Arthur misalnya. Sejak kecil kita sudah terbiasa membelikan mainan yang food grade dan sesuai usianya. Paling sederhananya mobil-mobilan kecil yang didesain khusus bagi anak yang suka gigit-gigit. Teksturnya disesuaikan agar nggak menyakiti gigi susunya. Harganya, 100K minimal. See, itu baru satu mainan.

Namanya juga orangtua baru, hobi banget beli mainan yah! Sekarang kita dibikin kelabakan karena Arthur cuma suka mainan yang bentuknya bola. Sisanya, dia suka main kerikil, tanah, ngumpulin daun kering, main air dan permainan receh lainnya yang sudah disediakan alam. Diajakin ke toko mainan pun dia nggak pilih 1 pun. Bingung nggak? Kami pun menyerah.

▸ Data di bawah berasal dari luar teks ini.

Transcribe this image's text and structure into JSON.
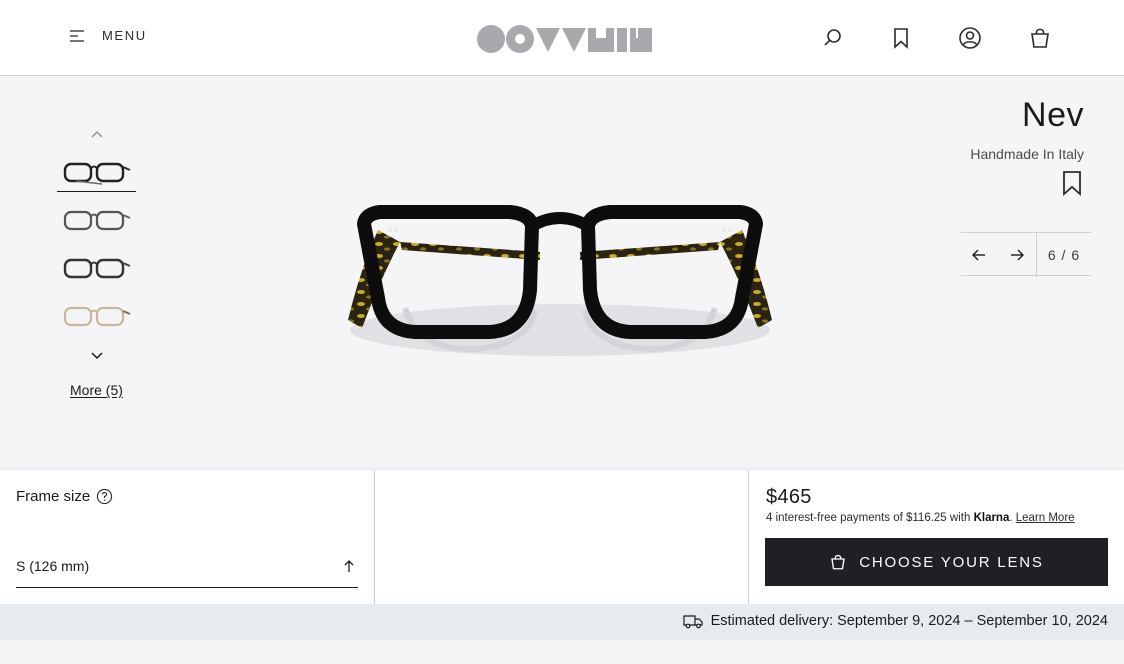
{
  "header": {
    "menu_label": "MENU"
  },
  "gallery": {
    "more_label": "More (5)"
  },
  "product": {
    "name": "Nev",
    "subtitle": "Handmade In Italy",
    "pager": "6 / 6"
  },
  "config": {
    "frame_size_label": "Frame size",
    "frame_size_value": "S (126 mm)"
  },
  "purchase": {
    "price": "$465",
    "klarna_text": "4 interest-free payments of $116.25 with",
    "klarna_brand": "Klarna",
    "klarna_link": "Learn More",
    "cta_label": "CHOOSE YOUR LENS"
  },
  "delivery": {
    "text": "Estimated delivery: September 9, 2024 – September 10, 2024"
  },
  "colors": {
    "accent": "#1f1f24",
    "background": "#f5f5f8",
    "delivery_bar": "#e7ebee"
  }
}
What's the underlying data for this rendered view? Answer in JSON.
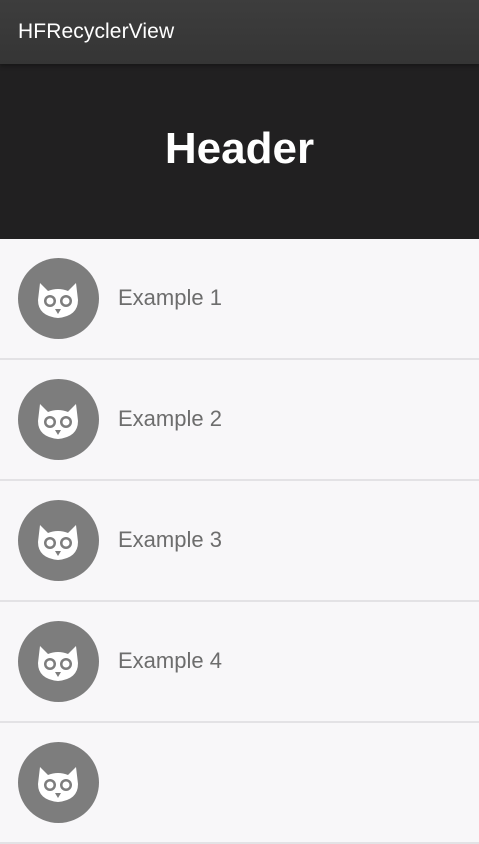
{
  "app_bar": {
    "title": "HFRecyclerView"
  },
  "header": {
    "text": "Header"
  },
  "list": {
    "items": [
      {
        "label": "Example 1",
        "icon": "owl-icon"
      },
      {
        "label": "Example 2",
        "icon": "owl-icon"
      },
      {
        "label": "Example 3",
        "icon": "owl-icon"
      },
      {
        "label": "Example 4",
        "icon": "owl-icon"
      },
      {
        "label": "",
        "icon": "owl-icon"
      }
    ]
  },
  "colors": {
    "app_bar": "#3a3a3a",
    "header_bg": "#212021",
    "list_bg": "#f8f7f9",
    "avatar_bg": "#7d7d7d",
    "item_text": "#6d6d6d"
  }
}
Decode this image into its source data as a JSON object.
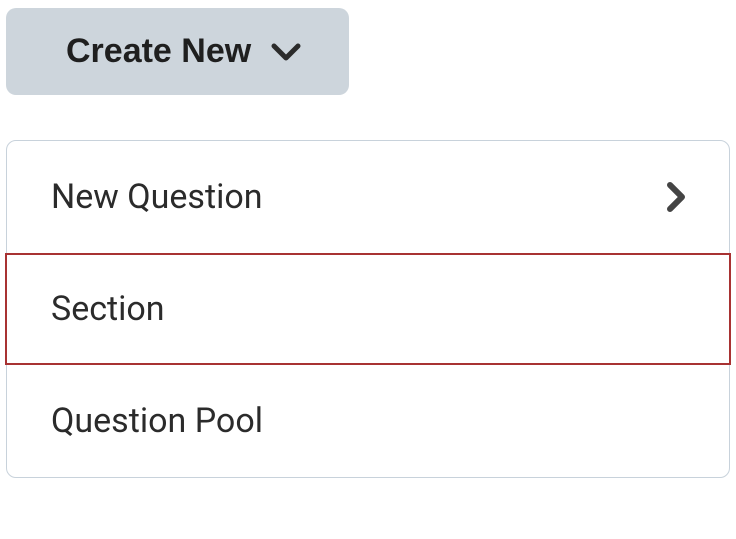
{
  "button": {
    "label": "Create New"
  },
  "menu": {
    "items": [
      {
        "label": "New Question",
        "hasSubmenu": true
      },
      {
        "label": "Section",
        "hasSubmenu": false,
        "highlighted": true
      },
      {
        "label": "Question Pool",
        "hasSubmenu": false
      }
    ]
  }
}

ARTHUR SUKA NONTON YOUTUBE. YA.. YA.. YA..artikel manapun bahkan dokter anak nggak bakalan merekomendasikan. TV, YouTube dan segala media one way communication tidak disarankan. Terus, gimana reaksimu kalau pas nyanyi 'brush yout teeth', Arthur buka mulut dengan posisi sikat gigi?

Gimana kalau nyanyi 'stomp your feet', Arthur ikutan menghentakkan kakinya Gimana kalau dengan nyanyi 'nyam.. nyam.. nyam enjoy your healthy meal' Arthur buka mulut buat makan?

Balik lagi ke masing-masing anak. Sampai sekarang Arthur hanya suka nonton nursery rhyme berbahasa Inggris. Kartun bahasa Indonesia, upin-ipin? Dia langsung pergi. Ngajakin Mama Papa main pun, Arthur bilang 'peek a boo'. Entah kemana ciluk baa pergi.

Buat saya pribadi, parenting syndrome ini ganggu banget. Saya pengennya bisa mendidik dan menjaga Arthur dengan tenang, tanpa embel-embel apapun. Update informasi tetap wajib banget, cuma harus lebih difilter. Doakan semoga saya bisa. Nggak nyangka dunia parenting ini keras juga.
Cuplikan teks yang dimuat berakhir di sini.